In this column/analysis, The Semiconductor Golden Era I wrote in January, I outlined how the next decade would yield more creative and innovative semiconductor designs than anything we saw in the race for performance era of the past few decades. We have enough CPU performance, and we will still see innovation in GPU design, but the overall trend is moving to efficiency around new use cases. Machine learning at the forefront.

In early February, Arm did something interesting that I have a hunch will set a new trend in silicon designs. Arm announced something called Project Trillium. One I find most interesting about Arm’s newest architecture, is how it has been designed from the ground up with machine learning in mind.

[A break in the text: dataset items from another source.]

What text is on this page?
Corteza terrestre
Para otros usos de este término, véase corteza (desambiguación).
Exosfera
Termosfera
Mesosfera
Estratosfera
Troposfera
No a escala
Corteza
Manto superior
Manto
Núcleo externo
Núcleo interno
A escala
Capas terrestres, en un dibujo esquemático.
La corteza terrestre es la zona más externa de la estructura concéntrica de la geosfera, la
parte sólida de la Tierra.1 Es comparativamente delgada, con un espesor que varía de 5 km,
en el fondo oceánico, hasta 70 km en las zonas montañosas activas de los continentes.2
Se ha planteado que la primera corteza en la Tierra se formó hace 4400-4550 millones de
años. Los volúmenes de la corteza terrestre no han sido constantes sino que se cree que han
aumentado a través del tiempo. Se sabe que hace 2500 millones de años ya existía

Companies like Apple, Qualcomm, and Intel have been adding tweaks to their existing architectures to support machine learning. This is because the base architectures of the designs have legacy (pre-machine learning) elements. Arm is setting the trend for new architecture designs that are built from the ground up around machine learning. Machine learning use cases will touch every aspect of our computing lives so it makes sense that all semiconductor designs going forward will heavily leverage machine learning.

Arm’s new processor includes new efficient designs for things like computer vision (object recognition) and a Neural Network for on-device training and inference. It is worth noting that both those things are being done today by computers. However, they are being done with pre-machine learning silicon architectures. Which means we could see multiples in performance in the same tasks done today with these new designs built for machine learning tasks.

The observation that today’s chips were not architected from the ground up with machine learning in mind is the point that stands out the most to me. Especially with how much machine learning is part of nearly every conversation about the future of technology and computing. This is why I’m convinced we will see everyone designing semiconductors do so with machine learning optimization and focus in mind.